A few months ago, a co-worker’s child died and everybody went to his house immediately. My first thought as an American was: ‘Oh, they probably want to be alone so they can grieve.’
But actually the best thing for them was for everyone to be there for them and give support and show that they’re not alone and that they’re going to be there to help them get through this.
Literally being there for them, not just saying ‘I’m here for you.’ An actually physical presence of being there.
What do your friends back home think of Indonesia?
Back home, all the bad stuff makes the news — about earthquakes, tsunamis and the infamous terrorists and terrorism, but it’s really not like that at all. Disasters happen all over the world. And Indonesia is a big place. Like, if there is a forest fire in California, does that affect Ohio?
What do you think of Jakarta?
It’s bigger than anywhere I’ve ever lived in my life. I’m from Cleveland, Ohio, which is a relatively medium to small city. And then I went to college in Athens, Ohio, which is a small city with a college campus in the middle.
And Jakarta is just like … craziness.
Do you ever pinch yourself about living in Indonesia?
This morning I was BB-ing with my brother and a friend back home on the train and when I got off, I hopped on an ojek and while I was riding I snapped a photo and sent it to them.
They were like: ‘Are you on the back of a motorcycle?’ ‘Do you even know who this guy is?’ And I was like, ‘I’m on an ojek. It’s like a motorcycle taxi.’ We don’t have that back home.
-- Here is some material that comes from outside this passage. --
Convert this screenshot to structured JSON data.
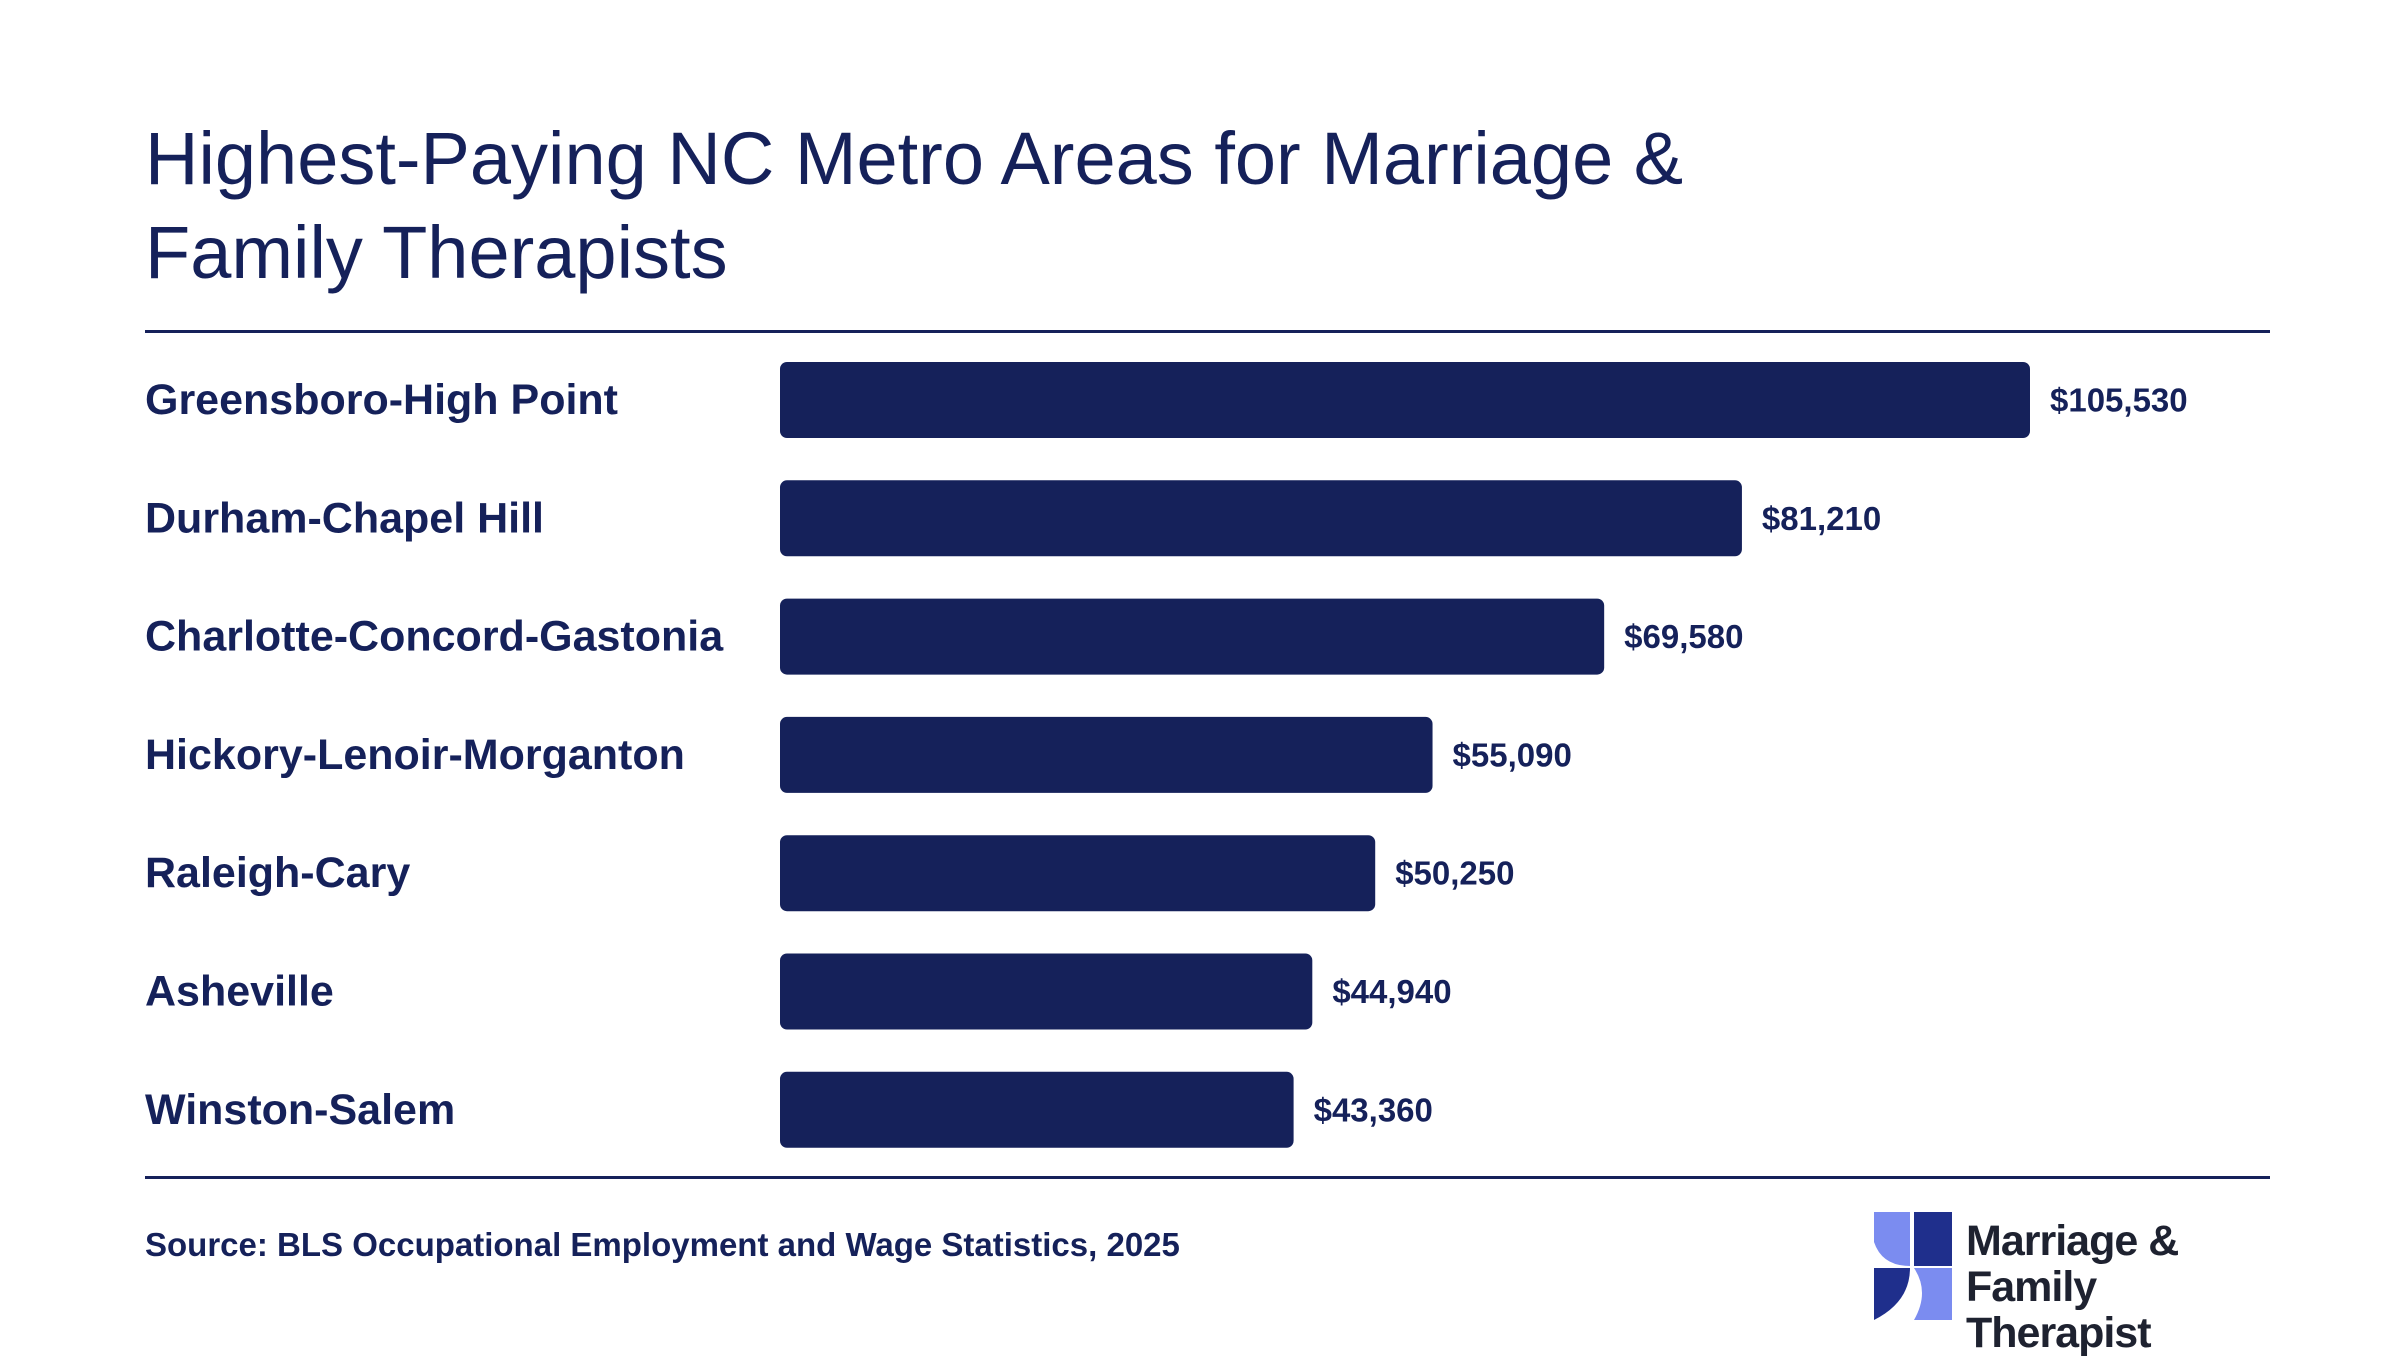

Do you ever wish you still lived in Singosari?
I do and I don’t — as far as I love that year of my life. The whole Fulbright experience was great. I miss that and my friends in Malang and Surabaya.
I feel like I would like it but it wouldn’t be the same. I’m actually going back to see friends in a few weeks. I’m really excited to visit my old school and my students.
Tell us about where you teach now.
I teach elementary and junior high school at the Lazuardi Global Islamic School in Cinere and Cilandak. This is my third year with them. It’s a great school. They incorporate the national curriculum with the Cambridge curriculum.
So do you have to be Muslim to teach at an Islamic school?
No. I do think that I’m the only non-Muslim there, but they’re very welcoming to me.
We have morning prayer for everyone and they say the opening and then read a hadith and discuss it. And every once in a while, I’m asked to share a story or, I grew up Christian, they ask to discuss a Bible story.
Do you ever think about moving back to the States?
No. I’m happy doing what I do and being where I am. For now, I can see myself here for a few years.
People are always, like: ‘What are you gonna do?’ and I turn it around on them: ‘What are you gonna do?’ Do I have to have a plan? Is there a rule? I’m happy with my life now.
How long did it take to translate ‘Laskar Palangi?’
It took about seven months. It should have taken longer … but you know deadlines [smiles].